Un benêt de pourceau se mit un jour en tête
Qu'il était quelqu'un d'important ;
Chose qui n'a rien d'étonnant
De la part d'une pauvre bête,
Quand maint pauvre homme en fait autant.
Ce pourceau bien gras, bien stupide,
Bien malpropre, bien paresseux,
S'avisa de penser qu'on était trop heureux
De lui donner bon gîte et pitance solide,
Le tout pour ses beaux petits yeux.
Il en conclut qu'il devait être
Au moins le favori du maître :
« Car, enfin, disait-il aux autres animaux,
Vous, qui vous croyez mes égaux,
Qu'êtes-vous près de ma personne ?
Vous, messire cheval, l'avaine qu'on vous donne
Est le prix de votre labour ;
Et si l'on rafraîchit, le soir, votre litière,
C'est pour vous reposer des fatigues du jour,
Et pour recommencer quand revient la lumière.
J'en pourrais dire autant de ce bœuf encorné,
A cela près qu'il est un peu moins bien soigné.
Quant à notre vache laitière,
Nous savons dans quel but on la traite si bien.
Et pour monsieur Sultan, le chien,
Assurément il peut bien être
Glorieux de manger à la table du maître ;
Mais, en veillant la nuit pour chasser les voleurs,
Il achète un peu cher de semblables honneurs.
La brebis, on lui prend sa laine,
On l'expose à geler dans les nuits de printemps ;
Puis, elle peut aller grignoter, pour sa peine,
Quelques turneps flétris sur les coteaux brûlants.
Ainsi, dans tous tant que vous êtes,
Je vois de malheureuses bêtes
Qu'on entretient pour travailler,
Pour les tondre, les traire, ou les faire veiller.
D'un pareil sort au mien quelle est la différence !

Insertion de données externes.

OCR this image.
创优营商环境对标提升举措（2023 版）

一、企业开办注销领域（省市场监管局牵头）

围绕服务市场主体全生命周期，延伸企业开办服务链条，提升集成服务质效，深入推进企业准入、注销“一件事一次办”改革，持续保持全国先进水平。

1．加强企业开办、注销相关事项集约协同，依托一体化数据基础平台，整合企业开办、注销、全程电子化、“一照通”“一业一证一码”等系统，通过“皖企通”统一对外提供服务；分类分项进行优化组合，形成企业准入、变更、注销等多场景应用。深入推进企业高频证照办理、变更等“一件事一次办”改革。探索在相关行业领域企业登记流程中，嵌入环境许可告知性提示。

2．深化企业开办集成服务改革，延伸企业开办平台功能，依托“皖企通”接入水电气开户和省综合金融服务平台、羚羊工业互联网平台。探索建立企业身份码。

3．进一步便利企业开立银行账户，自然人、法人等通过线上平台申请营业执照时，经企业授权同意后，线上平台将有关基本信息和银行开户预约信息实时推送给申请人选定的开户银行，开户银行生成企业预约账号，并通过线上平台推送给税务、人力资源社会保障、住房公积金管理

On me soigne, on me nourrit bien,
Je dors tout à mon aise, et je remplis ma panse,
Sans qu'il m'en coûte jamais rien ;
Point de travail et point de gêne ;
Je vais, je viens, je me promène ;
Plus je suis gras et paresseux,
Plus mon maître paraît joyeux.
Or, ces soins dont on m'environne
Gratis et bénévolement,
Me semblent prouver clairement
L'importance de ma personne... »
Peut-être que notre cochon
Eût parlé longtemps sur ce ton,
Si d'un bras vigoureux, un garçon de la ferme,
Saisissant l'orateur grognon,
A son discours n'eût mis un terme.
Il poussa de grands cris, se débattit en vain ;
Il fut garotté fort et ferme,
Emporté de l'étable ; et dès le lendemain,
Subissant le sort de sa race,
Notre pauvre pourceau payait sa dette en masse,
En faisant du jambon, du lard et du boudin.
S'imaginer qu'on peut vivre aux dépens des autres,
Sans jamais rien faire pour eux,
C'est être injuste, fou, sot et présomptueux.
Chacun a ses devoirs, moi les miens, vous les vôtres ;
Chacun doit son écot, dans le commun banquet ;
Chacun, dans le trajet, doit porter son paquet.